In den 1870er Jahren fand in der Grube Loscheid bei Gerolstein/Lissingen starker Erzabbau durch Stollenbetrieb statt. Für Eifeler Verhältnisse war die Konzession recht gewinnträchtig; denn sie führte in einer Mächtigkeit von oft einem Meter Roteisenerz. Übertraf Roteisenerz nach Eisengehalt und Lagerstärke ohnehin die Brauneisenerze, wie man sie in den meisten Eifeler Erzgruben vorfand, so waren die Vorzüge des Loscheider Erzes die relative Reinheit, günstige Abbaumöglichkeiten und Nähe zu den wichtigen Transportwegen. Es wurde in Quint verhüttet. In früheren Jahren war es nach Eichelhütte transportiert worden.

Adolf Krämer, der Eigentümer der 1683 gegründeten Quinter Hütte, erwarb Loscheid im Jahre 1851. In den Jahrzehnten um die Mitte des 19. Jahrhunderts kaufte er eine große Zahl von Erzkonzessionen im Eifel-Mosel-Hunsrück-Raum, um für sein Unternehmen billiges Erz aus eigenen Gruben zur Verfügung zu haben. Dennoch wurde auch die Quint wie alle Eifeler Hütten von einer schweren Existenzkrise bedroht, als seit 1839 englisches Roheisen zu Billigstpreisen auf den deutschen Markt geworfen wurde. Das konnte für Quint auch durch die Verminderung und Schwächung der einheimischen Konkurrenz nicht verhindert werden: Gerade in diesen Jahren brachte Krämer die Hütte Merkeshausen im Prümtal in seinen Besitz, Eichelhütte hatte er bereits 1820, Malberg und Wenzelhausen 1821 erworben. (Merkeshausen und Malberg gingen 1858 an Giraud, Metz u. Cie.)

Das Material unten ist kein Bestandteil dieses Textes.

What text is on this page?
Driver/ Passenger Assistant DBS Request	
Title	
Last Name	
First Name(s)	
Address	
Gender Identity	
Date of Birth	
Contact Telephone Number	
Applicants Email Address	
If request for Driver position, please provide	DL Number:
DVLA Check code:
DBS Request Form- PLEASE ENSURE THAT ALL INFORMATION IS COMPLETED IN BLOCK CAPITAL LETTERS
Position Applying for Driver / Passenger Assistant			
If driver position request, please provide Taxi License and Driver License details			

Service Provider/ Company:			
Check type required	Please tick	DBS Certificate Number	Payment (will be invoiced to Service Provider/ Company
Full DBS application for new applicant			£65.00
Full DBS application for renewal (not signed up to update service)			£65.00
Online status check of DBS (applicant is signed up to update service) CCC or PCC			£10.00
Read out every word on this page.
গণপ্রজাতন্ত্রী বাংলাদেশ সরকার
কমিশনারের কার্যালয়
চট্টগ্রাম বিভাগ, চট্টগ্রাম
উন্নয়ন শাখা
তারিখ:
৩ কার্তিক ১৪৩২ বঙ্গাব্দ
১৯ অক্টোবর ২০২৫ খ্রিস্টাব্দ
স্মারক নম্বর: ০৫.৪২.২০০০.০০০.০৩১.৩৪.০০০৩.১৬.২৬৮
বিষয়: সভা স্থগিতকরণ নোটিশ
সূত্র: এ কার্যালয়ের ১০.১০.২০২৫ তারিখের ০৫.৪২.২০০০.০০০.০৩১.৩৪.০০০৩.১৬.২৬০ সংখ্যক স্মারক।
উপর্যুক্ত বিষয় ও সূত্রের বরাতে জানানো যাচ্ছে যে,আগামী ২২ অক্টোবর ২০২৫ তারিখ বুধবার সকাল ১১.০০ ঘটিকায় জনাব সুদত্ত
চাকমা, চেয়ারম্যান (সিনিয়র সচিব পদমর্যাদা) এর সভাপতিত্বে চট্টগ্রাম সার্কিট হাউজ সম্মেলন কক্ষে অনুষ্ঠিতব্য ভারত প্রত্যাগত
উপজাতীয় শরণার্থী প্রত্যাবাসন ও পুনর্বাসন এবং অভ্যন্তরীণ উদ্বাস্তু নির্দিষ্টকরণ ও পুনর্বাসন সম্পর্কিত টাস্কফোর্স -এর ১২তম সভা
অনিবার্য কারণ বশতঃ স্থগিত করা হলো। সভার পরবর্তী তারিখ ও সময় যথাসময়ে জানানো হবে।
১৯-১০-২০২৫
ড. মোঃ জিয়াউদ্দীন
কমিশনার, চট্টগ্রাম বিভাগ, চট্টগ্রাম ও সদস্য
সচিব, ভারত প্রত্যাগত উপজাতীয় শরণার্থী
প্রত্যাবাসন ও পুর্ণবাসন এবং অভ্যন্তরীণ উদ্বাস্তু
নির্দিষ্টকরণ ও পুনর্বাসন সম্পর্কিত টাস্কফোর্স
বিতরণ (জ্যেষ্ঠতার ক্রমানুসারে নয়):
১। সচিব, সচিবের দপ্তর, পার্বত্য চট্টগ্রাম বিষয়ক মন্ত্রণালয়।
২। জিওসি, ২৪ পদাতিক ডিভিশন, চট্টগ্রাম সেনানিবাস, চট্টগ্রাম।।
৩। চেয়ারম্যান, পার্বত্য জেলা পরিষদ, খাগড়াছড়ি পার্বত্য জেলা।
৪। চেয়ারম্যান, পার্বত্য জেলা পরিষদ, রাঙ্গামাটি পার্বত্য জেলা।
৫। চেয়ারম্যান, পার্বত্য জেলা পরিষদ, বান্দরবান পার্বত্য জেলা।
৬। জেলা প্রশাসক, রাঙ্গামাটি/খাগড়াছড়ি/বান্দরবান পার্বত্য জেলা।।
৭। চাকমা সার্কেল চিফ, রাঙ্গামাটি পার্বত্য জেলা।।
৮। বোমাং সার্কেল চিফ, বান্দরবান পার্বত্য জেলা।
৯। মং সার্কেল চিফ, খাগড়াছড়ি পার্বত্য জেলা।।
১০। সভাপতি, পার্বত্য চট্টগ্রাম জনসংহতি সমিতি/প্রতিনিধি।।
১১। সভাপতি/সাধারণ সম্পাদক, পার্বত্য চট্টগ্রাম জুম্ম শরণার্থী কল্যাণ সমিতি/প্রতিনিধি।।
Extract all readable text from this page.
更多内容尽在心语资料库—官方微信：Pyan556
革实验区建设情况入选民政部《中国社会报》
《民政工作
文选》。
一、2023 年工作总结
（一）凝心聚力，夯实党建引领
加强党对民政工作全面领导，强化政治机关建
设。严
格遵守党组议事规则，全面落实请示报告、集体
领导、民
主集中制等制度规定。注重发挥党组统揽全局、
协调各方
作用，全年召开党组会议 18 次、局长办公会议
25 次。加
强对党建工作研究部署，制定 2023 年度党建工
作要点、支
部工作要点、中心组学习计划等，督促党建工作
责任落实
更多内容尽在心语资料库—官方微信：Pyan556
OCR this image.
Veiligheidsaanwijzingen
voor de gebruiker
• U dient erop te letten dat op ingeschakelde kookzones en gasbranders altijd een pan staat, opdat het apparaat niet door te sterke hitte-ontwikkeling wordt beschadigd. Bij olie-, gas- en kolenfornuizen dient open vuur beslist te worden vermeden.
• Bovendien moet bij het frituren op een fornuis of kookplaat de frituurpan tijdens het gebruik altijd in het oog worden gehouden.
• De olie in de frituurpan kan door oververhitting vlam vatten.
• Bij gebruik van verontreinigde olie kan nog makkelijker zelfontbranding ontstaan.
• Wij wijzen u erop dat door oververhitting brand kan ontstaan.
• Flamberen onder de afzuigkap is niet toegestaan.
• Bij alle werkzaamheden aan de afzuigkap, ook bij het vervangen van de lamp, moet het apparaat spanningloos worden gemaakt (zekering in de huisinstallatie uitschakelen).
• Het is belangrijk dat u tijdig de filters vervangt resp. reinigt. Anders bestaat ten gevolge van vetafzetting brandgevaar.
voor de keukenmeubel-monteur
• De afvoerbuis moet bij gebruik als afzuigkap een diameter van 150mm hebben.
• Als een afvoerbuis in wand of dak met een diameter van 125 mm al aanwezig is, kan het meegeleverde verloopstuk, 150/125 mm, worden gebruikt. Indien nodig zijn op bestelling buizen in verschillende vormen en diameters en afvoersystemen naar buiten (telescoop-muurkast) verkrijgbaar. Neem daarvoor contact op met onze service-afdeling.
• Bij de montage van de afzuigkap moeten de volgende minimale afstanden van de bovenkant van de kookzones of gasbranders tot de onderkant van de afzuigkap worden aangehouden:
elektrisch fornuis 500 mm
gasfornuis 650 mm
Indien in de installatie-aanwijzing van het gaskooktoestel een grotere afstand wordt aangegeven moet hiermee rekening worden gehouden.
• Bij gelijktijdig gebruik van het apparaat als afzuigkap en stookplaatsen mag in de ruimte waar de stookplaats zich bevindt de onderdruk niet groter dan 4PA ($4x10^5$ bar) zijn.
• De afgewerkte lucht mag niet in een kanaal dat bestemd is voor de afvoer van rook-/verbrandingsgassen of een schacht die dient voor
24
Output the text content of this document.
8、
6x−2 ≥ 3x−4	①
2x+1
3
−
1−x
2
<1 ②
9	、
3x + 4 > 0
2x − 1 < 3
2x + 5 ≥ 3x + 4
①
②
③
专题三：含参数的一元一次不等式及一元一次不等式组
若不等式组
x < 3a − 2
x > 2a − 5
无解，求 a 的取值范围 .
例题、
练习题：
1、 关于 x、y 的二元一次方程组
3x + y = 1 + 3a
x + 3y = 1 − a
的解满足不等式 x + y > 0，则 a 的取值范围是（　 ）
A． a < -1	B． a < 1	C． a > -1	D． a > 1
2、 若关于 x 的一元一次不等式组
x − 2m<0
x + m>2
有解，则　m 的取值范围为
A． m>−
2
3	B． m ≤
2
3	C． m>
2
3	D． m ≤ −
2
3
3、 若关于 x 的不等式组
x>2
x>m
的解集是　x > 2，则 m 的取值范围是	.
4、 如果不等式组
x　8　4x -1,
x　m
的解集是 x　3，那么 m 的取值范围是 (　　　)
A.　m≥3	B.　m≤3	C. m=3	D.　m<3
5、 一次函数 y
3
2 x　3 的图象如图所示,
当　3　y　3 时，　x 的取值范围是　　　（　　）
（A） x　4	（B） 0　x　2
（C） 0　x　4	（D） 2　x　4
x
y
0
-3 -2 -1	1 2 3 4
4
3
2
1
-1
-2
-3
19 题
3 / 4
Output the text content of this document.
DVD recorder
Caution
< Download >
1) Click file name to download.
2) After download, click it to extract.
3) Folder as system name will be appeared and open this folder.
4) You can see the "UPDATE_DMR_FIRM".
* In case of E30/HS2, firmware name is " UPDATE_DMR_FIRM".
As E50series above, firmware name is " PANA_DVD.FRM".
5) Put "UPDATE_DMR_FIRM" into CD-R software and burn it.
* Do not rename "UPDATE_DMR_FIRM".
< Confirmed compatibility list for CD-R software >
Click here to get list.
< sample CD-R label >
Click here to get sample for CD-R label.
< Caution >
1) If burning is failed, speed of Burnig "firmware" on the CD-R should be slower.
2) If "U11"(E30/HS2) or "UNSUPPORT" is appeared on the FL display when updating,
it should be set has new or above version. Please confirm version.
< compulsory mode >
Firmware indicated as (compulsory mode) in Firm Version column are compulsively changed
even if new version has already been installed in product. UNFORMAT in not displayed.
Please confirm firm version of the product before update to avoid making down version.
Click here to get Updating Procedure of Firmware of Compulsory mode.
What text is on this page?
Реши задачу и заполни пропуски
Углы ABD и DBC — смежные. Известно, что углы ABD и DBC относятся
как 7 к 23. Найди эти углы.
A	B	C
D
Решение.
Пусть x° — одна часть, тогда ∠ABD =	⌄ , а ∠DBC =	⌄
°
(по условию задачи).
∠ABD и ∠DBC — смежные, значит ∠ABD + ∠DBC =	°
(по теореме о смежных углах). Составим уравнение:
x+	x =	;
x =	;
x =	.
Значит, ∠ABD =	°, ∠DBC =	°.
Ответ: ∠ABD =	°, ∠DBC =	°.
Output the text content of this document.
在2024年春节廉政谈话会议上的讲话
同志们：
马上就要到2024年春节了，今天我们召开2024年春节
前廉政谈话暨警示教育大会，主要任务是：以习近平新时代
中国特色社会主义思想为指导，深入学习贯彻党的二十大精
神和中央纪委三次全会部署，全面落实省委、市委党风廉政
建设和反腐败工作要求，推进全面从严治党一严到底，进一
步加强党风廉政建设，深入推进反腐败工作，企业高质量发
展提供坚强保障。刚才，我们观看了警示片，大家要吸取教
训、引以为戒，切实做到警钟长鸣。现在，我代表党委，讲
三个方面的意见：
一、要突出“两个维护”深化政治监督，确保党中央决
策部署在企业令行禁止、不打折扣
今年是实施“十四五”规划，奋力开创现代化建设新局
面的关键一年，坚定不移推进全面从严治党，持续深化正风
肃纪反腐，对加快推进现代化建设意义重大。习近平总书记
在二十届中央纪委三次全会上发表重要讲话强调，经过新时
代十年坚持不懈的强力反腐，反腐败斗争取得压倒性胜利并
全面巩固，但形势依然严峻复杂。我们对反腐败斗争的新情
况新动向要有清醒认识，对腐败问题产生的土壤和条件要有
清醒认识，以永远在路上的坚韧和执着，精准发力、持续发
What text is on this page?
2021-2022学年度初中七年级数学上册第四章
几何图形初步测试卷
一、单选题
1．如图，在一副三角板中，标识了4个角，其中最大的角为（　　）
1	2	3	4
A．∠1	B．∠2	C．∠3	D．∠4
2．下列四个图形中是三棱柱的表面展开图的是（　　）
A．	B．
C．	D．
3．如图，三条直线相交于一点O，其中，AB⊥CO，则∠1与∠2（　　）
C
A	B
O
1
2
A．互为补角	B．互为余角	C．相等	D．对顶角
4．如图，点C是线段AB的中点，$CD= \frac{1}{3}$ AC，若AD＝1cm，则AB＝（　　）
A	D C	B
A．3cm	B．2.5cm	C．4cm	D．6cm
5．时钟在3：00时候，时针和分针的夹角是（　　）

Der heimischen Eisenindustrie setzte dann nach dem deutsch-französischen Krieg von 1870/71 die lothringische Konkurrenz derart zu, daß auch die Quinter Hütte, die 1872 noch einen Höchststand an Produktion und Beschäftigtenzahl verzeichnen konnte, in Mitleidenschaft gezogen wurde. Infolgedessen kam sie in Gesellschaftsbesitz, zuerst einer Aktiengesellschaft im Jahre 1874, dann vier Jahre später der neugegründeten Gewerkschaft Quint.

In den Jahren 1904 und 1911 nahm die Gewerkschaft Quint eine Bestandsaufnahme ihrer Konzessionen vor, um sich über Wert und Abbauwürdigkeit ins Bild zu setzen. Als Gutachter setzte sie ihre erfahrenen Obersteiger Knies und Brück ein. In ihrer knappen, aber gründlichen Art geben die vorliegenden Berichte einen guten Überblick über den Stand zur Berichtszeit und Informationen über den früheren Erzabbau.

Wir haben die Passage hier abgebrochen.